CRS summary of the fiscal cliff agreement
Highlights of the January 1, 2013 Fiscal Cliff Agreement:
Makes permanent the Bush tax rates for income up to 400k for individuals and 450k for joint filers
Above that threshold the tax rate increases from 35% to 39.6%
Above that threshold tax rates for capital gains and dividends increase from 15% to 20%
Reinstates limits on the personal exemption and itemized deductions on income above 250k/300k
Extends the current estate tax exemption amount, but raises the rate to 40%
“Tax extender” provisions extended through 2013
Alternative Minimum Tax (AMT) permanently fixed (i.e. indexed to inflation)

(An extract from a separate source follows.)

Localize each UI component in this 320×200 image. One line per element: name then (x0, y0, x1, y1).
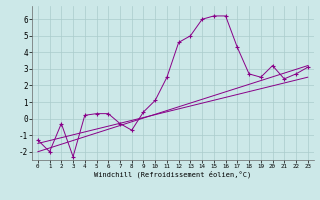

Avoids the “SGR” automatic cuts (27%) in Medicare physician pay for another year
Extends through 2013 long-term unemployment benefits
Extends through FY 2013 most federal farm programs and policies, including dairy prices, in order to prevent a spike in milk prices
Delays automatic spending cuts to March 1, 2013 and reduces the required $109 billion across the board cuts in defense and nondefense spending (“sequestration”) from $109 billion to $85 billion. (It also delays until March 27 a separate $11 billion sequester of defense spending scheduled to occur because current defense spending exceeds the statutory cap set in 2011.)